Monde

Que deviennent les villes irakiennes libérées du joug de l’État islamique?

Christine van den Toorn, traduit par Yann Champion, mis à jour le 06.04.2016 à 18 h 23

Daech est enfin en train d’être chassé du pays mais c’est bien souvent l’anarchie qui le remplace.

Un policier irakien examine les débirs de la mosquée sunnite Al-Fateh mosquée, détruite par des bombes, dans le village de Sinjar, le 4 janvier 2016 | HAIDAR HAMDANI/AFP

Un policier irakien examine les débirs de la mosquée sunnite Al-Fateh mosquée, détruite par des bombes, dans le village de Sinjar, le 4 janvier 2016 | HAIDAR HAMDANI/AFP

La libération de villes des mains de l’État islamique a étonnamment rendu mes amis irakiens encore plus déprimés qu’auparavant.

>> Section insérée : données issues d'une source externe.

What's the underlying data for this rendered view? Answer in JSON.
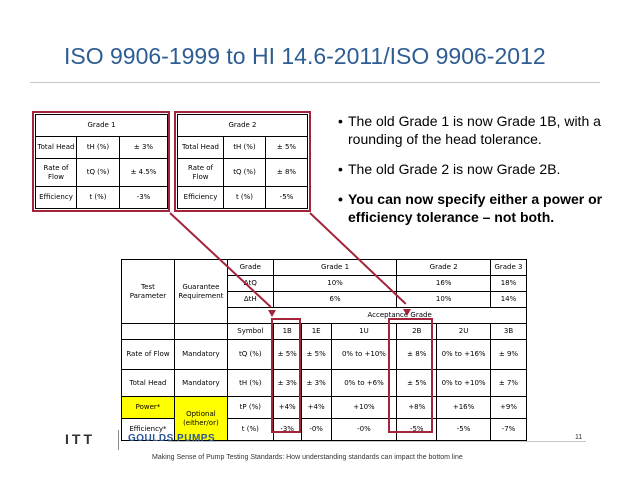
{
  "title": "ISO 9906-1999 to  HI 14.6-2011/ISO 9906-2012",
  "grade1_table": {
    "header": "Grade 1",
    "rows": [
      {
        "param": "Total Head",
        "symbol": "tH (%)",
        "value": "± 3%"
      },
      {
        "param": "Rate of Flow",
        "symbol": "tQ (%)",
        "value": "± 4.5%"
      },
      {
        "param": "Efficiency",
        "symbol": "t (%)",
        "value": "-3%"
      }
    ]
  },
  "grade2_table": {
    "header": "Grade 2",
    "rows": [
      {
        "param": "Total Head",
        "symbol": "tH (%)",
        "value": "± 5%"
      },
      {
        "param": "Rate of Flow",
        "symbol": "tQ (%)",
        "value": "± 8%"
      },
      {
        "param": "Efficiency",
        "symbol": "t (%)",
        "value": "-5%"
      }
    ]
  },
  "bullets": [
    {
      "text": "The old Grade 1 is now Grade 1B, with a rounding of the head tolerance.",
      "bold": false
    },
    {
      "text": "The old Grade 2 is now Grade 2B.",
      "bold": false
    },
    {
      "text": "You can now specify either a power or efficiency tolerance – not both.",
      "bold": true
    }
  ],
  "big_table": {
    "test_parameter": "Test Parameter",
    "guarantee_requirement": "Guarantee Requirement",
    "grade_label": "Grade",
    "grades": [
      "Grade 1",
      "Grade 2",
      "Grade 3"
    ],
    "delta_q_label": "ΔtQ",
    "delta_q": [
      "10%",
      "16%",
      "18%"
    ],
    "delta_h_label": "ΔtH",
    "delta_h": [
      "6%",
      "10%",
      "14%"
    ],
    "acceptance_grade": "Acceptance Grade",
    "symbol_label": "Symbol",
    "acceptance_columns": [
      "1B",
      "1E",
      "1U",
      "2B",
      "2U",
      "3B"
    ],
    "rows": [
      {
        "param": "Rate of Flow",
        "requirement": "Mandatory",
        "symbol": "tQ (%)",
        "values": [
          "± 5%",
          "± 5%",
          "0% to +10%",
          "± 8%",
          "0% to +16%",
          "± 9%"
        ]
      },
      {
        "param": "Total Head",
        "requirement": "Mandatory",
        "symbol": "tH (%)",
        "values": [
          "± 3%",
          "± 3%",
          "0% to +6%",
          "± 5%",
          "0% to +10%",
          "± 7%"
        ]
      },
      {
        "param": "Power*",
        "requirement": "Optional (either/or)",
        "symbol": "tP (%)",
        "values": [
          "+4%",
          "+4%",
          "+10%",
          "+8%",
          "+16%",
          "+9%"
        ]
      },
      {
        "param": "Efficiency*",
        "requirement": "",
        "symbol": "t (%)",
        "values": [
          "-3%",
          "-0%",
          "-0%",
          "-5%",
          "-5%",
          "-7%"
        ]
      }
    ]
  },
  "logos": {
    "itt": "ITT",
    "goulds": "GOULDS PUMPS"
  },
  "page_number": "11",
  "footer": "Making Sense of Pump Testing Standards: How understanding standards can impact the bottom line",
  "colors": {
    "title": "#2e5d93",
    "highlight": "#ffff00",
    "box": "#a4243b"
  }
}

Lorsqu’on leur demande quand ils pensent que les choses commenceront à changer, ils haussent les épaules et disent «Allah karim», ce que l’on pourrait traduire par «quand les poules auront des dents». Immédiatement après la «libération» de Sinjar, l’un de mes anciens étudiants qui habitait dans la zone m’a envoyé des photographies de leur traditionnel repas du vendredi midi, avant et après l’avoir consommé, avec ces légendes: «Sinjar avant la libération» et «Sinjar après la libération».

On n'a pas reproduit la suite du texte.